A Deliberate Cognitive Friction Framework for AI Overreliance Mitigation in Nuclear MCRs
Authors
PrimaryJung Sung Kang— Korea Atomic Energy Research Institute (KAERI) · jskang930@kaeri.re.kr
The introduction of AI-based operator support systems in nuclear power plant main control rooms (MCRs) is being actively pursued. While AI can reduce operators' cognitive burden through functions such as accident diagnosis, procedure recommendation, and system status summarization, operator overreliance—the uncritical acceptance of AI outputs—can lead to critical consequences, including acceptance of misdiagnosis, entry into incorrect procedures, and omission of essential safety actions.

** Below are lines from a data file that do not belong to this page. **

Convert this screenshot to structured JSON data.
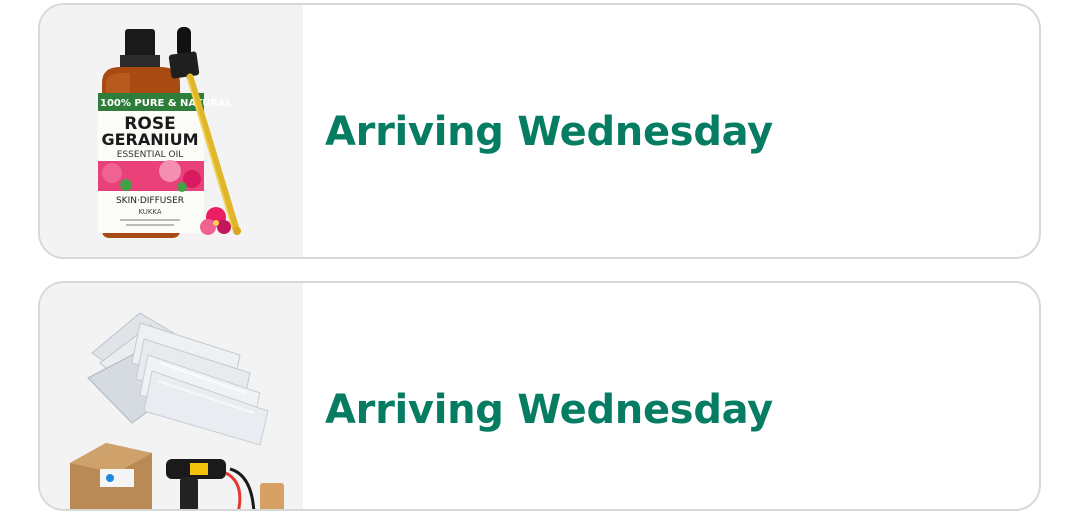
{
  "orders": [
    {
      "status": "Arriving Wednesday",
      "image": {
        "icon": "essential-oil-bottle-image",
        "label_top": "100% PURE & NATURAL",
        "name_line1": "ROSE",
        "name_line2": "GERANIUM",
        "sub": "ESSENTIAL OIL",
        "use": "SKIN·DIFFUSER",
        "brand": "KUKKA"
      }
    },
    {
      "status": "Arriving Wednesday",
      "image": {
        "icon": "shrink-wrap-bags-kit-image"
      }
    }
  ],
  "colors": {
    "status_green": "#067d62",
    "card_border": "#d5d9d9",
    "thumb_bg": "#f3f3f3"
  }
}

Recent studies have reported that in AI-assisted environments, users' subjective confidence remains critically decoupled from actual decision accuracy, and cross-verification behavior against primary data sources is markedly diminished. However, no design framework has systematically applied these findings to the safety-critical context of nuclear power plant MCRs.
This paper proposes Deliberate Cognitive Friction as a design principle: the systematic insertion of intentional resistance into the cognitive pathway through which operators automatically accept AI outputs, thereby promoting critical verification and autonomous judgment. The proposed framework establishes the timing of AI conclusion presentation to the operator as its primary design axis, determining where friction is applied. The mode and intensity of friction are then adjusted according to situational dimensions including plant state, information complexity, and time margin.
The framework provides a structured design direction for protecting operators' autonomous judgment in the design of MCR AI-based operator support systems.
✅Status: The abstract has been accepted!